Avec 182 élus lors des élections municipales de 2026, dont 54 siégeant dans des conseils communautaires, le Rassemblement national (RN) accroît son influence en Nouvelle-Aquitaine. Ce parti, qui a récemment pris les rênes d'une commune de plus de 3.000 habitants en Gironde, pose la question de sa véritable percée dans la région. Nous faisons le point sur cette dynamique électorale.
Les 4,5 millions d'électeurs inscrits en Nouvelle-Aquitaine ont voté les 15 et 22 mars, pour élire les représentants des 4.293 communes. Le RN espérait capitaliser sur son succès récent lors des élections législatives de 2024, où il avait déjà remporté sept sièges. L'analyse des résultats du scrutin pourrait-elle confirmer une remontée du RN ?
Une progression confirmée par les chiffres
Le Rassemblement national a désormais la direction de la commune de Saint-Savin, en Gironde, avec l'élection de Frédérique Joint.

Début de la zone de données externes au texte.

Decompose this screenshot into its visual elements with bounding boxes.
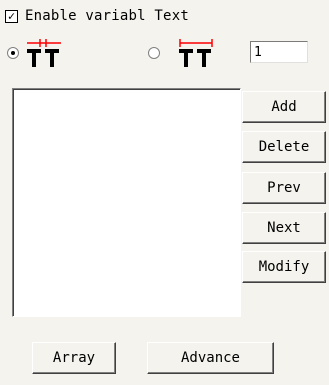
radio-unselected-icon: [148, 47, 160, 59]
prev-button[interactable]: Prev: [242, 172, 326, 204]
count-input[interactable]: [250, 41, 308, 63]
add-button[interactable]: Add: [242, 91, 326, 123]
checkmark-icon: ✓: [7, 9, 16, 23]
text-width-icon: [176, 37, 216, 69]
enable-variable-text-checkbox[interactable]: ✓ Enable variabl Text: [5, 6, 189, 26]
radio-mode-a[interactable]: [7, 47, 19, 59]
advance-button[interactable]: Advance: [147, 342, 274, 374]
text-spacing-icon: [24, 37, 64, 69]
next-button[interactable]: Next: [242, 212, 326, 244]
radio-selected-icon: [7, 47, 19, 59]
delete-button[interactable]: Delete: [242, 131, 326, 163]
modify-button[interactable]: Modify: [242, 251, 326, 283]
checkbox-box[interactable]: ✓: [5, 9, 18, 23]
array-button[interactable]: Array: [32, 342, 116, 374]
text-list-box[interactable]: [12, 88, 241, 317]
checkbox-label: Enable variabl Text: [25, 8, 189, 24]
radio-mode-b[interactable]: [148, 47, 160, 59]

Bien qu'aucun autre maire RN n'ait été élu, le parti enregistre une avancée significative avec 157 conseillers élus, comparé à seulement 22 en 2020. En prenant en compte ses alliés, notamment Éric Ciotti et d'autres des listes d'union de l'extrême droite, le total des élus grimpe à 182 dans la région.

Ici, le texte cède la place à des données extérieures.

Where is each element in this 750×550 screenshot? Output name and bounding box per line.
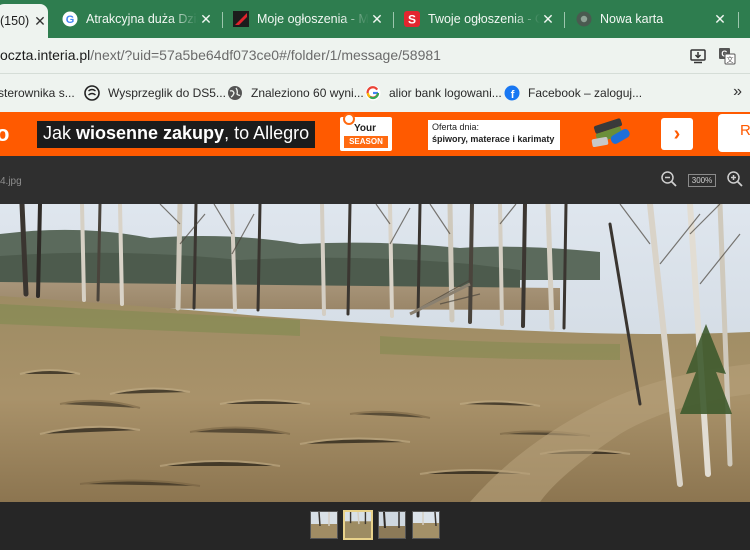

Dans les Landes, par l’intermédiaire de son représentant Nicolas Lerègle, le RN obtient deux sièges au conseil municipal de Mont‑de‑Marsan, tandis qu’en Corrèze, il passe de zéro à cinq listes, remportant 11 sièges au conseil municipal.
Une implantation locale à nuancer
Malgré ces résultats encourageants, l'extension du RN en Nouvelle-Aquitaine est inégale, comme l'indique Jean Petaux, politologue et chercheur associé au think tank Spirales Institut. Selon lui, "même si nous constatons une poussée, la pénétration du RN varie selon les départements et les communes". En Gironde, les résultats, considérés comme historiques par Edwige Diaz, montrent que le RN a su capitaliser sur le terrain, Augmentant son nombre de conseillers de 12 à 96 dans les municipalités de plus de 3.500 habitants depuis 2020.

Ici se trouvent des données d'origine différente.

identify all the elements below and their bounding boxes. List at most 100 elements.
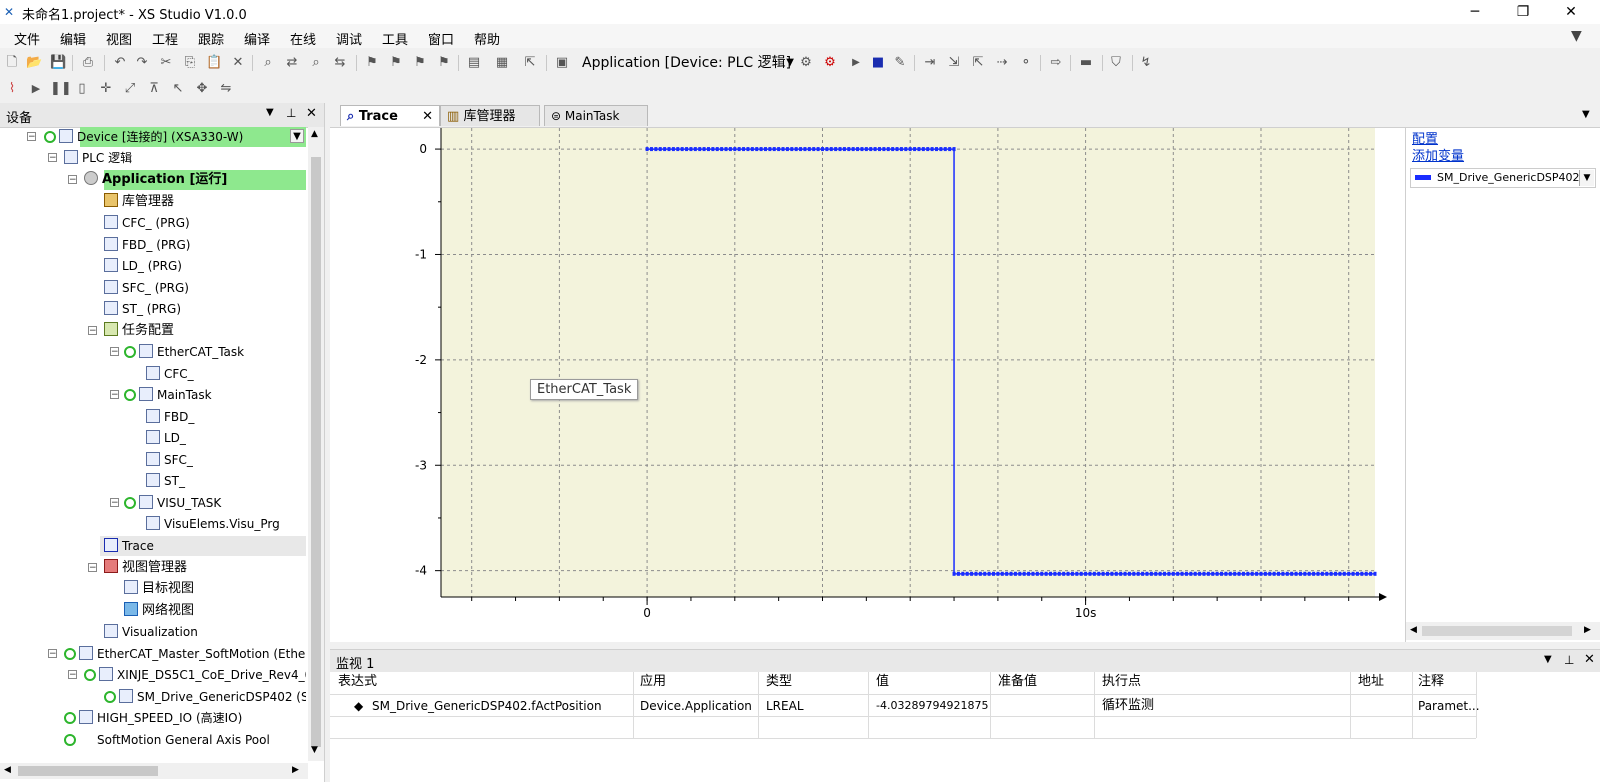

Cependant, même avec ces avancées, le RN se heurte à des limites. Jean Petaux souligne que le parti a perdu des opportunités au second tour, entamant son capital électoral dès le premier tour. "Le RN n'a pas réussi à dynamiser son influence dans les conseils communautaires", affirme-t-il, signalant que leur poids décisionnel reste limité dans des villes comme Limoges ou Angoulême.
Des listes difficiles à constituer
Un des principaux défis pour le RN était de présenter des listes suffisantes. Bien qu'il ait réussi à en proposer davantage qu'en 2020, cette avancée est plus marquée dans les grandes communes, tandis que dans les petites, le manque de candidats et l'impossibilité de garantir la parité ont compromis ses ambitions. Par exemple, à Périgueux, le RN a dû renoncer à une liste faute de candidats répondant aux exigences de parité, un problème récurrent qui pourrait freiner ses espoirs dans les futures élections.
Quelles conséquences pour les prochaines échéances électorales ?
Les résultats municipaux ne préjugent pas forcément du succès lors des élections nationales prévues telles que les sénatoriales de septembre 2026 et la présidentielle de 2027. "Aux municipales, la relation locale prime sur l'étiquette politique, alors qu’aux législatives, le nom du parti peut suffire pour voter", précise Jean Petaux. Néanmoins, il voit un potentiel pour les députés RN d'établir des relations personnelles avec des élus locaux, ce qui pourrait influencer les résultats des prochains scrutins.
Ainsi, le paysage politique en Nouvelle-Aquitaine semble en mutation, et le Rassemblement national pourrait, malgré certaines limitations, entamer une route prometteuse vers les futures échéances électorales.